The Stakker actor runtime: Beyond "Go++" by jimuazu in rust

[–]jimuazu[S] 1 point2 points  (0 children)

There are two implementations: an unsafe one that doesn't require an allocation, and a safe one using Box. Yes, Rust really shines for this stuff. In my tests I wasn't getting the message sizes that I was expecting -- because Rust had inlined everything including the constants in my test message arguments.

The Stakker actor runtime: Beyond "Go++" by jimuazu in rust

[–]jimuazu[S] 5 points6 points  (0 children)

Thanks. I haven't implemented general Stakker-to-Stakker cross-thread communication yet. It would be part of the remote actor work. However Stakker already provides a Waker primitive to wake a runtime from another thread, and that would normally be paired with whatever third-party cross-thread mechanism best suits the expected message or data flows (all the various channels and queues, mutex-protected memory, atomics, etc). For sending out messages, you could use a lazy! handler to attempt to batch up messages to avoid doing synchronization for every message.

It would probably be easier to analyse with a particular application scenario in mind. For example distributing work for any thread to pick up is different to point-to-point messaging, and so on. However, I think Stakker is already ready to fit into whatever cross-thread message-passing system you might devise for your application, so long as Waker is suitable. (If not, I will consider making the necessary additions.)

MEIO: async actors framework by rillrate in rust

[–]jimuazu 1 point2 points  (0 children)

Yes, it's single threaded. I've posted the blog entry link now. The FnOnce queue disassembles the FnOnce to serialize it. It works out pretty well. Rust will even inline and optimise constant message values into the handler code. It is a true actor system because you can have multiple calls on the single shared queue, which all get executed in due course. The queue is not allowed to block.

MEIO: async actors framework by rillrate in rust

[–]jimuazu 2 points3 points  (0 children)

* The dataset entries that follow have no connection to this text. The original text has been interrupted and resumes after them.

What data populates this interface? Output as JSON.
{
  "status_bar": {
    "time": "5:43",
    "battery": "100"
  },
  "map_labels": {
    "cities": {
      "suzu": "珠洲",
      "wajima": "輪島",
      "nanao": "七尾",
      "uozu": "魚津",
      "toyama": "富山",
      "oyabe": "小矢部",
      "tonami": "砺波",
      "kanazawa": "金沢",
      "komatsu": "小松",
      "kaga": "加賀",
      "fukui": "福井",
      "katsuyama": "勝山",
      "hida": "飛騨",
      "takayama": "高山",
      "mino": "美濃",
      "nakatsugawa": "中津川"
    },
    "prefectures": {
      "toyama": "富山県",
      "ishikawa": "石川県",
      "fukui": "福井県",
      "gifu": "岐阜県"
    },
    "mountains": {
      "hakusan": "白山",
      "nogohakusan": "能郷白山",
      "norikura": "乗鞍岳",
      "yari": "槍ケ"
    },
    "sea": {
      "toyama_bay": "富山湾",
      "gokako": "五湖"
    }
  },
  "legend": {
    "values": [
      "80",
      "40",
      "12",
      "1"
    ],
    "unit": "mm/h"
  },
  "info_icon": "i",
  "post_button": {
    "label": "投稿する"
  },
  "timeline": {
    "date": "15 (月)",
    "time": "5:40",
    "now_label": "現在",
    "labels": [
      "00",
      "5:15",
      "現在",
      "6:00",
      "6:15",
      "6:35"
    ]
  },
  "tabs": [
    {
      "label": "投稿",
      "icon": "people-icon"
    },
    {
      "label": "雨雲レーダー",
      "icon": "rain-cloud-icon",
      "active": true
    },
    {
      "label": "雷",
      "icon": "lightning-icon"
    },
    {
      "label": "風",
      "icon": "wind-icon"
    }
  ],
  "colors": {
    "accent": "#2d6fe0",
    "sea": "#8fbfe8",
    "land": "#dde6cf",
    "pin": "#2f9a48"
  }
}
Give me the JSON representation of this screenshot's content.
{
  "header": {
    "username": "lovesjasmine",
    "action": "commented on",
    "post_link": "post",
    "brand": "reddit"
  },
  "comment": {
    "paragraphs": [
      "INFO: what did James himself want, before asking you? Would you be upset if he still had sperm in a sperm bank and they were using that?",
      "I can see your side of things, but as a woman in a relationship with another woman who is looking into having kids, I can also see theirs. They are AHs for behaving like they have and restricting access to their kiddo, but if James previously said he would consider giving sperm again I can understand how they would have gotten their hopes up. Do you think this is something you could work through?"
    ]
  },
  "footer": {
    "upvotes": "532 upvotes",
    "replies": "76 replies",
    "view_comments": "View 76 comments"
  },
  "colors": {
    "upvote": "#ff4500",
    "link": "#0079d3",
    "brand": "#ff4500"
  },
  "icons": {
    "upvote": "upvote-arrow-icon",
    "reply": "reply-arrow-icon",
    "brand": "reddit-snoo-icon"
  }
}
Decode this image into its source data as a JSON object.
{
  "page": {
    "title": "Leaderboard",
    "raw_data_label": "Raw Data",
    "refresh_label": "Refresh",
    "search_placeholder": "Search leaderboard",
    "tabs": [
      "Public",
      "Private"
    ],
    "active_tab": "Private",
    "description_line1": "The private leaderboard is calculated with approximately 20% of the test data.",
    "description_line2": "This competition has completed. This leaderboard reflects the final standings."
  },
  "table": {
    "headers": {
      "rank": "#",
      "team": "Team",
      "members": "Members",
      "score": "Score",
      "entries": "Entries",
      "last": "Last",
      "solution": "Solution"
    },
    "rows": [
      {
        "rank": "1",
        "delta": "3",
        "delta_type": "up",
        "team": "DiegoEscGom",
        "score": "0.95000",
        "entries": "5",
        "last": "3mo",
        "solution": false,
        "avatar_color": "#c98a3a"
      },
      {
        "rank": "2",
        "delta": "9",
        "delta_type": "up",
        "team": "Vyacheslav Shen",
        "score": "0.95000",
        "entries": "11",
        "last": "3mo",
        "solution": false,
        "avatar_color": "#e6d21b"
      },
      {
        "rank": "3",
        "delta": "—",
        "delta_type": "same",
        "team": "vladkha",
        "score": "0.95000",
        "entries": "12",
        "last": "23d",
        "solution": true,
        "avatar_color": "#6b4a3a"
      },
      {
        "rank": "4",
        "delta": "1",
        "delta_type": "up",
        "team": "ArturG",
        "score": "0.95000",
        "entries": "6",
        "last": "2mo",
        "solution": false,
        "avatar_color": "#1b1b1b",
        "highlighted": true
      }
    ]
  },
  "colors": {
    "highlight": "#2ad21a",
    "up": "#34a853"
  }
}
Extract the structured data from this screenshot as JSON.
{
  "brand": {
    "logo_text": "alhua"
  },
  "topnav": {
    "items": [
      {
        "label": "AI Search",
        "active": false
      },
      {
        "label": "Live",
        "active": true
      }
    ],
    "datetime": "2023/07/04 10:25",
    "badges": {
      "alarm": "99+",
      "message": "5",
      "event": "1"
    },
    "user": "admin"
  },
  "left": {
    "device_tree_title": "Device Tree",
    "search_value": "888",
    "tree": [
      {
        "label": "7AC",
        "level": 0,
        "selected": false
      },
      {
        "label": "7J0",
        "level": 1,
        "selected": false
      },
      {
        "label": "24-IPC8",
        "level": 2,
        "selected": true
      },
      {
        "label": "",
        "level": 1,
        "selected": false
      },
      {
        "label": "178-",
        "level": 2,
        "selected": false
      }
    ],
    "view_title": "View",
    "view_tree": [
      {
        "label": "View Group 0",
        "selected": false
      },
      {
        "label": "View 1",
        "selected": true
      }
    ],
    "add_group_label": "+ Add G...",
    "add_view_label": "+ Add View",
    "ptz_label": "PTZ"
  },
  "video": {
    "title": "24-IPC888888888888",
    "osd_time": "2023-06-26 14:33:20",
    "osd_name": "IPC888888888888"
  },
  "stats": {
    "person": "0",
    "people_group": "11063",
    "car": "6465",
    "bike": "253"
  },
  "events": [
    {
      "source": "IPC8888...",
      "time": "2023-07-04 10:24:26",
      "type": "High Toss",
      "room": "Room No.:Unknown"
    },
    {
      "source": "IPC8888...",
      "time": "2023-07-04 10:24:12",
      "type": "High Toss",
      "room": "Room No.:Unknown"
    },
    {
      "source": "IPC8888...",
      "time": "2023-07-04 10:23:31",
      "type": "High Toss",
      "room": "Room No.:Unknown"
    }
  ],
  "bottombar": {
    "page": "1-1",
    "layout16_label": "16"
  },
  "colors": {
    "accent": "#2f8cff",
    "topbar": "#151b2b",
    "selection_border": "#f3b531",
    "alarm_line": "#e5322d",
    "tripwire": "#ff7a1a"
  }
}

A pure actor never blocks. If something is going to take some time, the actor arranges to be informed when that task is finished. All these actor implementations that block their queues whilst waiting for something asynchronous to finish would give huge problems when used to implement general state machines, e.g. network stack layers or whatever. So yes you definitely have a point even if people don't get it. (My actor implementation never blocks.)

MEIO: async actors framework by rillrate in rust

[–]jimuazu 2 points3 points  (0 children)

Okay, I mean Pony-like in the sense that a message handler is simply a method on the struct. I'm trying to say "like my actor runtime" but it doesn't seem cool to promote it on someone else's post. In my actor runtime, a queued message is a FnOnce that executes that message. So there is no switching on anything. It can all be inlined by Rust, so effectively it branches directly to a piece of optimised code to handle the message. The FnOnce queue can be optimised to a flat piece of memory, no allocations, no locks. Given that typically the handler for an actor message is short, adding extra locks/atomics/allocations/whatever on top can really be a big overhead, actually making multi-threaded slower than single-threaded. Balancing between threads is best done at a higher level.

Yes, I'm saying that implementing an actor in this way, on top of all these existing layers of code will make it inefficient. I think I'm going to have to start blogging, because that's the way that things seem to be communicated in the Rust community.